The studies of the total antioxidant capacity of plasma or serum in patients with periodontitis are a complement of great importance to these determinations carried out at the site of the disease (tissue, gingival crevicular fluid) and saliva. This is because they indicate the potential for the interaction of periodontal oxidative stress with the systemic inflammatory process and its endpoints. In this case, as in saliva, the tests sensitive to the detection of antioxidant properties of uric acid and ascorbates would be the most effective. The use of oxidation methods (by Miller, Erel) or ABTS cationic radical reduction methods quite clearly demonstrated a significant decrease in TAC in peripheral blood, in the periodontitis [34,42,44,46,49,54,55,63]. Only two observations have not found any effect of periodontal diagnosis on the change of TAC in blood serum or plasma [52,58]. Out of 9 studies of TAC in plasma, serum, and blood, a meta-analysis by Liu et al. [66], involving 248 subjects in the study group and 238 in the control group, proved a significant decrease in the total antioxidant capacity in periodontitis (p = 0.000, inhomogeneity index: 95.5%). This result should be approached with caution since 5 studies have been incorrectly included due to different methodologies of the TAC test and the occurrence of exclusionary general conditions. Despite a significant decrease in the total antioxidant activity in peripheral blood of patients with periodontitis, it does not seem possible that the magnitude of the related oxidative stress might have systemic implications. Alas, we did not assess in our study the total antioxidant capacity of plasma/blood serum in patients with periodontitis, which makes it impossible to conclude central redox homeostasis, thus it constitutes a limitation of the study.

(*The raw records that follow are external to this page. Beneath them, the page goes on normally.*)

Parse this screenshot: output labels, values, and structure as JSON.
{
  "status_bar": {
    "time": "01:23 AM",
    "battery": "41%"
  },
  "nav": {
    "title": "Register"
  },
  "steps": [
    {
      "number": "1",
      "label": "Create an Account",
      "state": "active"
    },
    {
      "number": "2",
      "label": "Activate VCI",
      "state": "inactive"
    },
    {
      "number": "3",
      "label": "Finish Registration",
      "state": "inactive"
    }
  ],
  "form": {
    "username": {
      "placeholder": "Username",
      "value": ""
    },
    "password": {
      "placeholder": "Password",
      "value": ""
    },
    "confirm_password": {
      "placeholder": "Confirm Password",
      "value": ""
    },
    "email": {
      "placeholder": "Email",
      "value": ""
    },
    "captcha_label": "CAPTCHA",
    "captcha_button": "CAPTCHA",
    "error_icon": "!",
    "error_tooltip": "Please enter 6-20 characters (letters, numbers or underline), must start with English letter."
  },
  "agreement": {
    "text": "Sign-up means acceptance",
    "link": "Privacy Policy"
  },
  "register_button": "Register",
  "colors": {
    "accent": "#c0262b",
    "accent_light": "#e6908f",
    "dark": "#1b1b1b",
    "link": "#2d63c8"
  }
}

Initially, the diagnosis of periodontal diseases was based exclusively on the examination of GCF taken with the use of filters from periodontal pockets. This technique, however, is very time-consuming as well as technically demanding, and the filters are easily contaminated with blood or bacterial plaque. The ease and noninvasiveness of the collection make saliva a biological fluid that can be applied in the diagnosis of oral diseases. Nonetheless, as our studies have shown, none of the evaluated biomarkers in saliva/GCF differentiates the stages of periodontitis. TAC, TOS, and OSI also correlate weakly with clinical periodontal markers. Although salivary antioxidant/oxidant status is used in the diagnosis of many systemic diseases (chronic renal disease, hypertension, psoriasis), it should be remembered that changes in salivary redox homeostasis may result from changes at the systemic level [9,17,18,19,67]. Indeed, salivary redox biomarkers faithfully reflect their plasma/blood serum content as well as they correlate with classical disease progression indicators (e.g., creatinine in chronic renal disease or diastolic pressure in hypertension). Low diagnostic usefulness of redox biomarkers in periodontal diseases may result from the fact that the oral cavity is constantly exposed to many environmental factors, such as air pollution, tobacco smoke, food, and microorganisms [68]. Dental materials and dental procedures performed within the oral cavity are also of great importance. They may destabilize local redox homeostasis, making saliva/GCF useless in the diagnosis of oral diseases. Furthermore, there is a lack of reference values for the redox salivary/GCF biomarkers assessed, which makes it difficult to compare the results obtained in different centers.

5. Conclusions

In conclusion, the significant reduction of the total antioxidant capacity was found both in GCF and saliva of patients with periodontitis, most likely due to the chronic inflammatory process. Such a condition may predispose to oxidative damage to proteins, lipids, and DNA and may cause progressive destruction of the periodontal attachment apparatus. However, TAC, TOS, OSI, and FRAP did not differentiate individual stages of periodontitis and, therefore, cannot be used for routine periodontal diagnosis. It is necessary to carry out further research on a greater number of patients with periodontitis.